Im August 2022 wurde der politische Aktivist und ehemalige Vizepräsidentschaftskandidat Walden Bello unter dem Vorwurf der Verleumdung im Internet festgenommen. Der ehemalige Beauftragte für Öffentlichkeitsarbeit der amtierenden Vizepräsidentin Sara Duterte hatte die Klage eingereicht. Grund dafür waren Kommentare, in denen Walden Bello den Kläger mit Drogengeschäften in Verbindung gebracht haben soll. Ein Antrag Walden Bellos auf Abweisung der Klage war zum Jahresende noch anhängig. Die Klage wurde weithin als Versuch angesehen, eine führende Stimme der Opposition zum Schweigen zu bringen.

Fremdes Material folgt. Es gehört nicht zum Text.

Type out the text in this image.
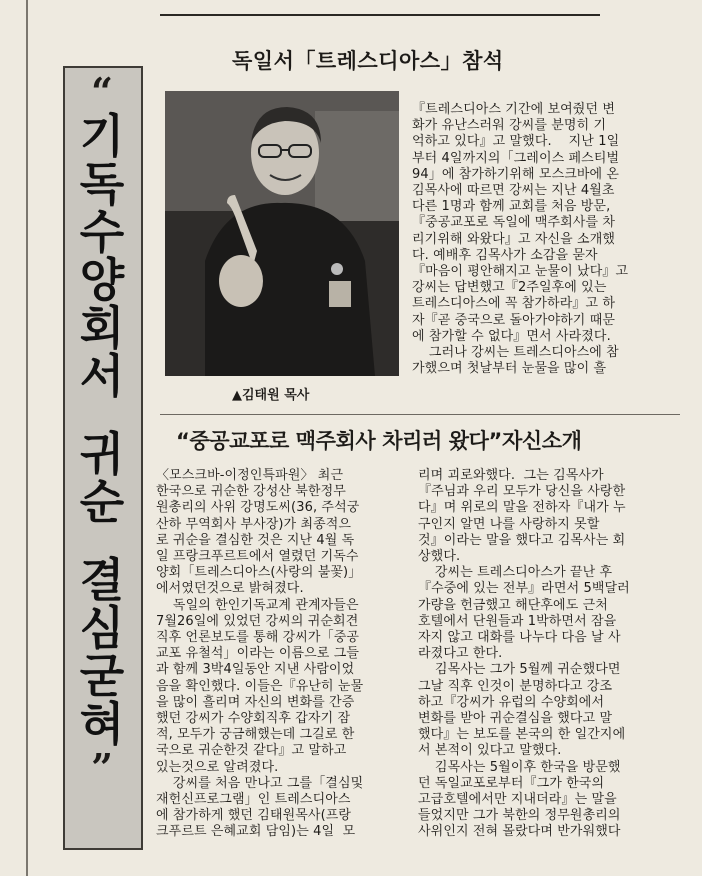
독일서「트레스디아스」참석
“
기
독
수
양
회
서
귀
순
결
심
굳
혀
”
▲김태원 목사
『트레스디아스 기간에 보여줬던 변
화가 유난스러워 강씨를 분명히 기
억하고 있다』고 말했다.    지난 1일
부터 4일까지의「그레이스 페스티벌
94」에 참가하기위해 모스크바에 온
김목사에 따르면 강씨는 지난 4월초
다른 1명과 함께 교회를 처음 방문,
『중공교포로 독일에 맥주회사를 차
리기위해 와왔다』고 자신을 소개했
다. 예배후 김목사가 소감을 묻자
『마음이 평안해지고 눈물이 났다』고
강씨는 답변했고『2주일후에 있는
트레스디아스에 꼭 참가하라』고 하
자『곧 중국으로 돌아가야하기 때문
에 참가할 수 없다』면서 사라졌다.
그러나 강씨는 트레스디아스에 참
가했으며 첫날부터 눈물을 많이 흘
“중공교포로 맥주회사 차리러 왔다”자신소개
〈모스크바-이정인특파원〉 최근
한국으로 귀순한 강성산 북한정무
원총리의 사위 강명도씨(36, 주석궁
산하 무역회사 부사장)가 최종적으
로 귀순을 결심한 것은 지난 4월 독
일 프랑크푸르트에서 열렸던 기독수
양회「트레스디아스(사랑의 불꽃)」
에서였던것으로 밝혀졌다.
독일의 한인기독교계 관계자들은
7월26일에 있었던 강씨의 귀순회견
직후 언론보도를 통해 강씨가「중공
교포 유철석」이라는 이름으로 그들
과 함께 3박4일동안 지낸 사람이었
음을 확인했다. 이들은『유난히 눈물
을 많이 흘리며 자신의 변화를 간증
했던 강씨가 수양회직후 갑자기 잠
적, 모두가 궁금해했는데 그길로 한
국으로 귀순한것 같다』고 말하고
있는것으로 알려졌다.
강씨를 처음 만나고 그를「결심및
재헌신프로그램」인 트레스디아스
에 참가하게 했던 김태원목사(프랑
크푸르트 은혜교회 담임)는 4일  모
리며 괴로와했다.  그는 김목사가
『주님과 우리 모두가 당신을 사랑한
다』며 위로의 말을 전하자『내가 누
구인지 알면 나를 사랑하지 못할
것』이라는 말을 했다고 김목사는 회
상했다.
강씨는 트레스디아스가 끝난 후
『수중에 있는 전부』라면서 5백달러
가량을 헌금했고 해단후에도 근처
호텔에서 단원들과 1박하면서 잠을
자지 않고 대화를 나누다 다음 날 사
라졌다고 한다.
김목사는 그가 5월께 귀순했다면
그날 직후 인것이 분명하다고 강조
하고『강씨가 유럽의 수양회에서
변화를 받아 귀순결심을 했다고 말
했다』는 보도를 본국의 한 일간지에
서 본적이 있다고 말했다.
김목사는 5월이후 한국을 방문했
던 독일교포로부터『그가 한국의
고급호텔에서만 지내더라』는 말을
들었지만 그가 북한의 정무원총리의
사위인지 전혀 몰랐다며 반가워했다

Rechte indigener Gemeinschaften

Im April 2022 schoss das Sicherheitspersonal einer privaten Plantage während des Treffens eines Präsidentschaftskandidaten mit Sprecher*innen der indigenen Gemeinschaft der Manobo-Pulangiyon in der Provinz Bukidnon mit scharfer Munition. Mindestens fünf Personen wurden dabei verletzt. Im September forderte die indigene Gemeinschaft die Regierung auf, den Vorfall zu untersuchen, die Ansprüche auf ihr angestammtes Land rechtlich anzuerkennen und der Landnahme durch private Unternehmen, die zur Vertreibung der Gemeinschaft geführt hatte, ein Ende zu setzen.

Klimakrise

Präsident Marcos Jr. verpflichtete sich bei seinem Amtsantritt, Maßnahmen gegen den Klimawandel zu ergreifen. Haushaltskürzungen, die u. a. die nationale Kommission für Klimawandel betrafen, sowie ein politischer Vorstoß zur stärkeren Nutzung von Atomenergie und fossiler Brennstoffe weckten jedoch bei Umweltgruppen Zweifel daran, dass die Pläne zur Anpassung an den Klimawandel und die Zusagen zur verstärkten Nutzung erneuerbarer Energiequellen eingehalten werden können.